World's Reserves-to-Production (R/P) Ratios by Year

World's Reserve-to-Production Ratios
Source: BP.

First and most obvious, it illustrates the massive increase in South and Central American oil reserves relative to production since 2006—when Brazil made some significant oil finds in its offshore pre-salt basins. BP currently estimates that the South and Central America region has enough oil reserves to last for 136 years at current production levels.

However, the volume of oil reserves does not necessarily translate into production figures. For example, Venezuela's share of the overall oil production market has crashed in recent years due to internal strife. According to the 2019 BP Statistical Review of World Energy, the South American nation accounted for just 1.6% of overall production volumes, despite having the world's largest oil reserves.

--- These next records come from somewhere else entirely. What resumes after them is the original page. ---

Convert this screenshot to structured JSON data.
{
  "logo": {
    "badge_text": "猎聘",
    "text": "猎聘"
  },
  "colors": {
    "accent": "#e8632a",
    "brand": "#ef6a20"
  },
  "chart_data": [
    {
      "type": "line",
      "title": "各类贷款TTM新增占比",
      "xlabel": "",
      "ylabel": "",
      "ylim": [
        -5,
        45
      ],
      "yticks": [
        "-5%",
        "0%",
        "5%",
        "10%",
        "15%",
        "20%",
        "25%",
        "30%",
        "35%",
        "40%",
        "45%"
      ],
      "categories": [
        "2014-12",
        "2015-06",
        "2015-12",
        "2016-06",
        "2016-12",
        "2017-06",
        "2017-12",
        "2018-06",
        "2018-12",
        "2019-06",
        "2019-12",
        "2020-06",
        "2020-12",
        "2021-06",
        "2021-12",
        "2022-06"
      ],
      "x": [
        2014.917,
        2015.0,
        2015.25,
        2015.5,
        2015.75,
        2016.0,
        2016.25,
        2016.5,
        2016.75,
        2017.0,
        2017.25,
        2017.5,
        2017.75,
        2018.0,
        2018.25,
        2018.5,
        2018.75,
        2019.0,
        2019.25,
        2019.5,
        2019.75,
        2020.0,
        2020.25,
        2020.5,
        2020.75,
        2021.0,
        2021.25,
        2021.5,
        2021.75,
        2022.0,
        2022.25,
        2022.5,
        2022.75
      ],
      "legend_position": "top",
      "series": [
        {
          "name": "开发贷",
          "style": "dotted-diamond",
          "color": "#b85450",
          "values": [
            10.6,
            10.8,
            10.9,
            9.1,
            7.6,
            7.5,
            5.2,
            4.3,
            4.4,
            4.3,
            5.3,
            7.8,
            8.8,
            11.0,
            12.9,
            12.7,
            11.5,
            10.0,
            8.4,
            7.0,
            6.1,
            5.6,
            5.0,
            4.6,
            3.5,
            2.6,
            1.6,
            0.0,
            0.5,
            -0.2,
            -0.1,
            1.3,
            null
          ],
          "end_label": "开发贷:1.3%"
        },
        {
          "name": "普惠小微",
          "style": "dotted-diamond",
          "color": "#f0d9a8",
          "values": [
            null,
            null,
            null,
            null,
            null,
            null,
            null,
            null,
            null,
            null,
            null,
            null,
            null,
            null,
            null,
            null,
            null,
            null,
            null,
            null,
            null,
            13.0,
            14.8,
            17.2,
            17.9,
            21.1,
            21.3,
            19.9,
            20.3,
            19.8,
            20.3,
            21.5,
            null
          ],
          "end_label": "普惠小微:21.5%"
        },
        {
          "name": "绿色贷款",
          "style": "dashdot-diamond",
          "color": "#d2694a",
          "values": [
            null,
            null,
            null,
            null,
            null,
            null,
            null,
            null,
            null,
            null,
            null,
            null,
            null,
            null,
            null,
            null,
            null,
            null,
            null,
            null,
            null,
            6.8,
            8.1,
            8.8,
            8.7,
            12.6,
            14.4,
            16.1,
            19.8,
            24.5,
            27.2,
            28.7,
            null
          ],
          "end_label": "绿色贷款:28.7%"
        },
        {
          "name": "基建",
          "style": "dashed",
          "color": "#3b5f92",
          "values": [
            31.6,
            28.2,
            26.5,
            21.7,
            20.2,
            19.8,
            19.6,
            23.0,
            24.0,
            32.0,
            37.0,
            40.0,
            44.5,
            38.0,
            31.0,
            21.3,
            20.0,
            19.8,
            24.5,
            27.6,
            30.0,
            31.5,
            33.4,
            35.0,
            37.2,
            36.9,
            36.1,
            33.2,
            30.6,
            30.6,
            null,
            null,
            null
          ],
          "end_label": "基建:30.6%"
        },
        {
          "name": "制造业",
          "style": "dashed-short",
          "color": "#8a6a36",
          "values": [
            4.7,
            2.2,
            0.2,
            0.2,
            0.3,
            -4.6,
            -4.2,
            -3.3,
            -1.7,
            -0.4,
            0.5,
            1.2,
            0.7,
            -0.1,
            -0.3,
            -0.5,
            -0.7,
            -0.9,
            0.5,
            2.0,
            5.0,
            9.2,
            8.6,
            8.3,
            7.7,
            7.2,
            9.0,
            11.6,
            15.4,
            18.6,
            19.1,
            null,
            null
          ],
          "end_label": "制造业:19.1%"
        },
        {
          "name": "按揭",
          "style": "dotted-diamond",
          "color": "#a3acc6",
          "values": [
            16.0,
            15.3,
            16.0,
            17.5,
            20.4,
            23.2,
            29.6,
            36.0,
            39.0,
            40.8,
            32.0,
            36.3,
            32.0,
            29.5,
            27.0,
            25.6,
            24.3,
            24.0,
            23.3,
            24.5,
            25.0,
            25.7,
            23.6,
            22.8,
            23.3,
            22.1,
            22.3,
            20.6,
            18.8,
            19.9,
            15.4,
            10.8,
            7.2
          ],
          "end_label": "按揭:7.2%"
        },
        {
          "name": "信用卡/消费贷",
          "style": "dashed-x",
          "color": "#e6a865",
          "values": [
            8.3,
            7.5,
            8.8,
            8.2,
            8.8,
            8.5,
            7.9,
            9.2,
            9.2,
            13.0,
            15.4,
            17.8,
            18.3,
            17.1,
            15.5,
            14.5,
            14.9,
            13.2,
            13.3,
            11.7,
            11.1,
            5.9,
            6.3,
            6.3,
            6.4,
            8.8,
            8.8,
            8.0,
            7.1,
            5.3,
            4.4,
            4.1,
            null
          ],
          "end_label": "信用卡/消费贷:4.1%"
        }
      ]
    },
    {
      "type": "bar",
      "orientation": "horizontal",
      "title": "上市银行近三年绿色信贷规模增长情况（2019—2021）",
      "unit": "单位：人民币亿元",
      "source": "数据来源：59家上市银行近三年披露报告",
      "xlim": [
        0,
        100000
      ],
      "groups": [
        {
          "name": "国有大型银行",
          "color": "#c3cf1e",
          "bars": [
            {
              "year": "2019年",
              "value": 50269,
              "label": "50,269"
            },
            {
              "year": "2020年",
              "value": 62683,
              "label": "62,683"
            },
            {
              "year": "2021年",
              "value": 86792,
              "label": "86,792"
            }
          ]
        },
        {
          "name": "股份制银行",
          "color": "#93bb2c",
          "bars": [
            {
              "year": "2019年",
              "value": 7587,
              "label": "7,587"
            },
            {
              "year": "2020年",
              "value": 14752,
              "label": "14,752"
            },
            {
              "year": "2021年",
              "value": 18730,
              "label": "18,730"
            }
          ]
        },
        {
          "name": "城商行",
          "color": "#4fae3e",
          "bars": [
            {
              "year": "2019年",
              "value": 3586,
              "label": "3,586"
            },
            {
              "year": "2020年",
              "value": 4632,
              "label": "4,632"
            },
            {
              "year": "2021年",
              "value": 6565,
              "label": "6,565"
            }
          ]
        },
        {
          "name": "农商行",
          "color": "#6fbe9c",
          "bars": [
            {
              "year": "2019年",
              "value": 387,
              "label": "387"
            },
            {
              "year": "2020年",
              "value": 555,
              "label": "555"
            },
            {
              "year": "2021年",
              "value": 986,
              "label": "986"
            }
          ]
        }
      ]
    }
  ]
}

The other important data is the persistent downtrend in Middle Eastern oil reserves relative to production. In the 1980s, Middle Eastern countries had R/P ratios similar to what South and Central America enjoy today. Over the last 30 years, this ratio has consistently deteriorated as production rates increase and reserves become harder to find. Reserves-to-production for the Middle East now stands at roughly 80 years. 

A similar, yet not as pronounced, trend of a downward sloping R/P is happening in the U.S., which has aggressively increased production over the last several years. The R/P for the U.S. is roughly 30 years.